Starting Teeth – I won’t do anything I can do

Starting Teeth electro album

Starting TeethI won’t do Anything I can Do.
C’est sous ce titre que Starting Teeth sort un 1° album. Prenons les choses dans le bon sens en commençant par la fin : I won’t do Anything I can Do est une tuerie.
En électro je n’ai pas entendu quelque chose de ce classe acabit depuis bien longtemps.

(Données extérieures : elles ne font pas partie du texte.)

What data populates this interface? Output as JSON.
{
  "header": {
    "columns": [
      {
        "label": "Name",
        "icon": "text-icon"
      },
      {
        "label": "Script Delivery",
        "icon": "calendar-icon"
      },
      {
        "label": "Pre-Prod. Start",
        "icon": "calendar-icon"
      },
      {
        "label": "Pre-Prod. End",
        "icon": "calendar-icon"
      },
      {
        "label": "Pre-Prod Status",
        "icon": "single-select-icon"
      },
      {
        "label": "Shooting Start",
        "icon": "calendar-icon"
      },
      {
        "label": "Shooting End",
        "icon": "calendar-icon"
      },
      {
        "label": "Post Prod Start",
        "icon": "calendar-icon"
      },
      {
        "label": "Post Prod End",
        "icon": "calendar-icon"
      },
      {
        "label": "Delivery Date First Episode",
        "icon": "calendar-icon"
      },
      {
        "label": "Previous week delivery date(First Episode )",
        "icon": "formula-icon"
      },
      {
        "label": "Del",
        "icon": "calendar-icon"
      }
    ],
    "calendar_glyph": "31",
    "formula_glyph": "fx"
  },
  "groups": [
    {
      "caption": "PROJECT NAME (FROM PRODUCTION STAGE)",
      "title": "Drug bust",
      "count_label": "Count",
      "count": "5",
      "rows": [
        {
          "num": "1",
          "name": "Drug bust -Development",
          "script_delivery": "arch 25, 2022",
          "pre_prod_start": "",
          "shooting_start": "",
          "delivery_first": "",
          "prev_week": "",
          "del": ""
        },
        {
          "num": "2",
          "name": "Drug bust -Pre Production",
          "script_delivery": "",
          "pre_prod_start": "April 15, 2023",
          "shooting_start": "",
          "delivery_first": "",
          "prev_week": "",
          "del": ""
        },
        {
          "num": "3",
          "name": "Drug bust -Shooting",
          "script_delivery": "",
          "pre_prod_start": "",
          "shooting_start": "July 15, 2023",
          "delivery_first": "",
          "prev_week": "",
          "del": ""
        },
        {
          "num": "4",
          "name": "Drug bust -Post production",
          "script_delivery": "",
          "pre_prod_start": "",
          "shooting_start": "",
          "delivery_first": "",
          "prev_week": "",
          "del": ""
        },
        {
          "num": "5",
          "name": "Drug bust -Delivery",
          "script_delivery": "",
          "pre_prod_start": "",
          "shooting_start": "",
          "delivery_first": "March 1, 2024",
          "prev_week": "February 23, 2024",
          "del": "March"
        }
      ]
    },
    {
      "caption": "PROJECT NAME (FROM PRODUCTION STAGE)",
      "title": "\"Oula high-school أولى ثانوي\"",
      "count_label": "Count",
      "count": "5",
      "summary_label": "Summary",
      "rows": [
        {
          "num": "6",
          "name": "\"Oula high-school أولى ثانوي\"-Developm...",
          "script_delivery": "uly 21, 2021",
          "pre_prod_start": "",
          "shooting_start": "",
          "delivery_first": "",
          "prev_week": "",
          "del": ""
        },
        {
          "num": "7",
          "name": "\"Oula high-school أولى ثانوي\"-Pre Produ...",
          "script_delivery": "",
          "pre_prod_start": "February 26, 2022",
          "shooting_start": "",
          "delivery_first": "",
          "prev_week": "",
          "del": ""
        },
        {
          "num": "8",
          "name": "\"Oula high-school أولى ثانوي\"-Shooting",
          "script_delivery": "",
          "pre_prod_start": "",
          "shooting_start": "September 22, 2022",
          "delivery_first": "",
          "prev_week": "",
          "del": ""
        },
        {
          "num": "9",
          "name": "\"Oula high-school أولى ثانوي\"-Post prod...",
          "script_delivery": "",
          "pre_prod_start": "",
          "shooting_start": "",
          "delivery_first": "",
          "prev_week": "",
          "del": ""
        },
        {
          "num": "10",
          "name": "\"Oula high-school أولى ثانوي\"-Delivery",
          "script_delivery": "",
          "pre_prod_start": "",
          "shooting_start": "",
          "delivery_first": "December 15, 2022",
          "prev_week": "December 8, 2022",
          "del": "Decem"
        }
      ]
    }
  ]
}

Les oreilles dans un univers riche.
Je ne parle pas ici d’un simple titre à écouter rapidos entre 2 burgers. Non, nan c’est un album qui recèle plein de surprises et possède une vraie unité. Le travail effectué sur la matière sonore est profond. La texture musicale est dense. C’est une bonne chose, l’album ne se range pas sur une étagère après une paire d’écoutes. Au contraire on y découvre des choses passées inaperçues : un son, un groove, un riff, un beat…

Starting Teeth combo bicéphale.
Ce n’est pas un hasard puisque pour connaitre Childe Grangier aka Hopen depuis quelques années je connais un peu sa culture musicale. Large, sans frontières, sans exclusif. Si références il y a, la subtilité domine pour construire.
Je connais moins Nathan Jonson aka HrDivision mais je l’observe et je vois qu’il appartient à cette catégorie de gars qui influencent dans les grandes largeurs sans avoir l’air d’y toucher. Et à l’écoute de ses morceaux j’entends ce que je vois.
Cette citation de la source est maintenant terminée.